Mr. Romero to Mr. Seward

Mr. Secretary: I have had the honor to receive the note which you were pleased to address to me under date of the 24th instant, transmitting the opinion of the Attorney General of the United States in relation to the order No. 17, issued at San Francisco, by General McDowell, on the 11th of October last, prohibiting the exportation of arms and articles contraband of war over the southern frontier lines of California and Arizona, and to which subject I alluded in the notes which I had the honor to address to your department on the 14th and 18th of November last past.

I have seen with much satisfaction that the Attorney General of the United States has given it as his opinion that, “if the order of General McDowell was intended to prevent the trade of arms and munitions of war by the frontier,” which was the cause of my remonstrance against it, and the only point the revocation of which I solicited, “such order is not in conformity with the laws of the United States bearing upon the subject.”
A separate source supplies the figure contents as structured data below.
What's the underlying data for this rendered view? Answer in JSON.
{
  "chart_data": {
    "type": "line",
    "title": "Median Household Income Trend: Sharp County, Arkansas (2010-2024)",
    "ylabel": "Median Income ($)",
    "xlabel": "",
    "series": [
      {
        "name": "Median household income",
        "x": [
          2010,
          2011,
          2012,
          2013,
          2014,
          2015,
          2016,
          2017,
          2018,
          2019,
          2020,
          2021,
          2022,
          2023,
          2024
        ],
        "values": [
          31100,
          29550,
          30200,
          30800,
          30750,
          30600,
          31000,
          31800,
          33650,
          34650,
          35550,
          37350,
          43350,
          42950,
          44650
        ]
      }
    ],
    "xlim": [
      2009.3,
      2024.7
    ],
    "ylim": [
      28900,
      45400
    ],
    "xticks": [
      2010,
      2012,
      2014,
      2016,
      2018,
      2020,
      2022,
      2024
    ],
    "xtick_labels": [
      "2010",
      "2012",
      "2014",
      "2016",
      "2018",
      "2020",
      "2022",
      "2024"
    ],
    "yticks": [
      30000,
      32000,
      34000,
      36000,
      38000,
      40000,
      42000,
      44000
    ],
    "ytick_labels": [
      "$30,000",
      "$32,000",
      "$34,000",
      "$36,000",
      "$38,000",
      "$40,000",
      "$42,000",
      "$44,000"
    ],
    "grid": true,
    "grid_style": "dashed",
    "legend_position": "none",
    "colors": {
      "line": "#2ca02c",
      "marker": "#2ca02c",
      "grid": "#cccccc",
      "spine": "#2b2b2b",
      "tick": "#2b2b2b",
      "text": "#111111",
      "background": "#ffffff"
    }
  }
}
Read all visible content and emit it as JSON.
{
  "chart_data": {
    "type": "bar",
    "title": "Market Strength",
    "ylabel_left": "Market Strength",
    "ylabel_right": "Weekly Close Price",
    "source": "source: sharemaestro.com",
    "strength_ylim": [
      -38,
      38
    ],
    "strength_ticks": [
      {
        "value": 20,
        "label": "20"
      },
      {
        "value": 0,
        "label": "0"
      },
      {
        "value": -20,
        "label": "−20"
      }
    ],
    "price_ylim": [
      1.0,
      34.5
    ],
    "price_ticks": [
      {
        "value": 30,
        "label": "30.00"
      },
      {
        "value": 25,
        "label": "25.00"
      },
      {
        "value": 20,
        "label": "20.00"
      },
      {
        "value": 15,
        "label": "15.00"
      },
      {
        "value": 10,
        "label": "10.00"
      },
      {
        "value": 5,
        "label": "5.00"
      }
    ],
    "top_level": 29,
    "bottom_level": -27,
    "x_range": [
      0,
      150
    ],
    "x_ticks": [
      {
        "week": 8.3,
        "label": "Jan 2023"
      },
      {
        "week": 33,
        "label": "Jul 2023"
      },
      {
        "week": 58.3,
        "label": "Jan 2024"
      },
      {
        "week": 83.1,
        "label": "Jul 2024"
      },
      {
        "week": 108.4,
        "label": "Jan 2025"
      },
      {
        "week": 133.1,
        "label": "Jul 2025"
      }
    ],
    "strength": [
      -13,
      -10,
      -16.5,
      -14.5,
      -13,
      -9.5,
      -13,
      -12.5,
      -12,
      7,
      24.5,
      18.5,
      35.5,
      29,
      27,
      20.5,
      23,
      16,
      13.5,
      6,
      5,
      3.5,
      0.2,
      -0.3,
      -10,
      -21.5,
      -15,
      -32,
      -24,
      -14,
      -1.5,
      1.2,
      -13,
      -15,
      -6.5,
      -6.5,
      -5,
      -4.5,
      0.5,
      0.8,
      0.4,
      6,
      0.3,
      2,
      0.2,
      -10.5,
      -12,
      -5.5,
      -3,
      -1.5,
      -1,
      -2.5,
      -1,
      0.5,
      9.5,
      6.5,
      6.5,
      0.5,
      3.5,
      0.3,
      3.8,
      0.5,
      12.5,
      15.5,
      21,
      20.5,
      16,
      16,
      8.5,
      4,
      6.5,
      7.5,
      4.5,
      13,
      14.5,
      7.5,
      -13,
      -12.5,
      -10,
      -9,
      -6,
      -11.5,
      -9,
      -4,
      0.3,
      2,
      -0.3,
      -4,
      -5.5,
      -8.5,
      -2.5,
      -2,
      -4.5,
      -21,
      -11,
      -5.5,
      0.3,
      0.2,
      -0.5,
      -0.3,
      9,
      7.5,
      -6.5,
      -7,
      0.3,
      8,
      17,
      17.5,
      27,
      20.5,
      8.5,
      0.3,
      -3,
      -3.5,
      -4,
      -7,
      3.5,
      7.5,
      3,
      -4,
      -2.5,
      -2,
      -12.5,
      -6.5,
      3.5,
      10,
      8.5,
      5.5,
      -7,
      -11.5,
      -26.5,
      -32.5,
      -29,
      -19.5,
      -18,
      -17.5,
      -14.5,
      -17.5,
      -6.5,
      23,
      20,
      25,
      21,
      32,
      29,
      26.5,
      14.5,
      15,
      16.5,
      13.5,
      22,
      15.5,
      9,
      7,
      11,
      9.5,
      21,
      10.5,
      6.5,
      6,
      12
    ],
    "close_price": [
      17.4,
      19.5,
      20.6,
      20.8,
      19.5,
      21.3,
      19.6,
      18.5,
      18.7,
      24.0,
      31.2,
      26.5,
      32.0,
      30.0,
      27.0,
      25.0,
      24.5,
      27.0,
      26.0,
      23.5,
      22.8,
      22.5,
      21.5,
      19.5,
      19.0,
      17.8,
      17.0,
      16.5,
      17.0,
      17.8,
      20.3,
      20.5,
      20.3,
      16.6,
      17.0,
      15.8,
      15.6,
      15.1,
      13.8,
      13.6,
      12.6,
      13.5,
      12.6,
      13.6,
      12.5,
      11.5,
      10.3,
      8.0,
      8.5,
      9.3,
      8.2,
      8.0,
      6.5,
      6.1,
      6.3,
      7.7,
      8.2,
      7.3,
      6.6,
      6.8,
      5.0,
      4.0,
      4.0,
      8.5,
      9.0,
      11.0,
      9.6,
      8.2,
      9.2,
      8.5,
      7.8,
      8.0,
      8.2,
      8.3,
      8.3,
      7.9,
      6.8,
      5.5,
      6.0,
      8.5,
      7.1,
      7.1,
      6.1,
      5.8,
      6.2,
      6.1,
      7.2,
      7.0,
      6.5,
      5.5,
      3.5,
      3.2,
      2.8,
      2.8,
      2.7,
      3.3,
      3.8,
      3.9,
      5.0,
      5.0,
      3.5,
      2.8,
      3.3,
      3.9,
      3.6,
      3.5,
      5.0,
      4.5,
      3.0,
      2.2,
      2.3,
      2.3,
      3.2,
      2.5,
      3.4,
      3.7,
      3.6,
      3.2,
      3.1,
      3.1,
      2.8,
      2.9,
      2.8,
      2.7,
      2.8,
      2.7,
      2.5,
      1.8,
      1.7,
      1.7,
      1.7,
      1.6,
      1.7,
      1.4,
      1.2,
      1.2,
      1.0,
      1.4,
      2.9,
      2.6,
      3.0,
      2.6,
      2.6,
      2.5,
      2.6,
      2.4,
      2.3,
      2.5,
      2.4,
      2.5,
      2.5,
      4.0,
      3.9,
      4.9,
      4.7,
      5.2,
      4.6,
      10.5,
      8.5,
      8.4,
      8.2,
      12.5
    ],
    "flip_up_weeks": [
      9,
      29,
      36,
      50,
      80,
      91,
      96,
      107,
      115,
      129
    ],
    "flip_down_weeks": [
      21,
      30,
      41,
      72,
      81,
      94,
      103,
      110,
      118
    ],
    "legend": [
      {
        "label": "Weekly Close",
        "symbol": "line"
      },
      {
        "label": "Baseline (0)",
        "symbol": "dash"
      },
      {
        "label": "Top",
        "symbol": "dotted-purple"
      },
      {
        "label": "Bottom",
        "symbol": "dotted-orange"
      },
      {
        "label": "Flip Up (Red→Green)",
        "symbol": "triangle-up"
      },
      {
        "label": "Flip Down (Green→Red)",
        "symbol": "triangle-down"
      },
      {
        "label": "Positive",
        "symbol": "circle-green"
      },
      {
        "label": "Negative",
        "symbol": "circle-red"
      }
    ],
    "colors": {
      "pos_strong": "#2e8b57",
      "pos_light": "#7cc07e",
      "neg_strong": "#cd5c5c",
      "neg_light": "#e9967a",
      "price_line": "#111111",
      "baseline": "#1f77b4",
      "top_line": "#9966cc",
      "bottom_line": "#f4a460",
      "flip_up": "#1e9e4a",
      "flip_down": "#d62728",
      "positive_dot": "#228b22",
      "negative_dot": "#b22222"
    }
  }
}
This opinion seems to me to be just and well founded, and I have no doubt that, upon receiving it, General McDowell will revoke his order referred to, should he not previously have done so under the instructions communicated to him by the Lieutenant General of the army of the United States, Ulysses S. Grant, who, I understand, revoked it the moment he heard of it. I this day send a copy thereof to my government, and also of the note with which you transmitted it to me.

I avail myself of this opportunity to renew to you, Mr. Secretary, the assurances of my most distinguished consideration.


Hon. William H. Seward, &c., &c., &c.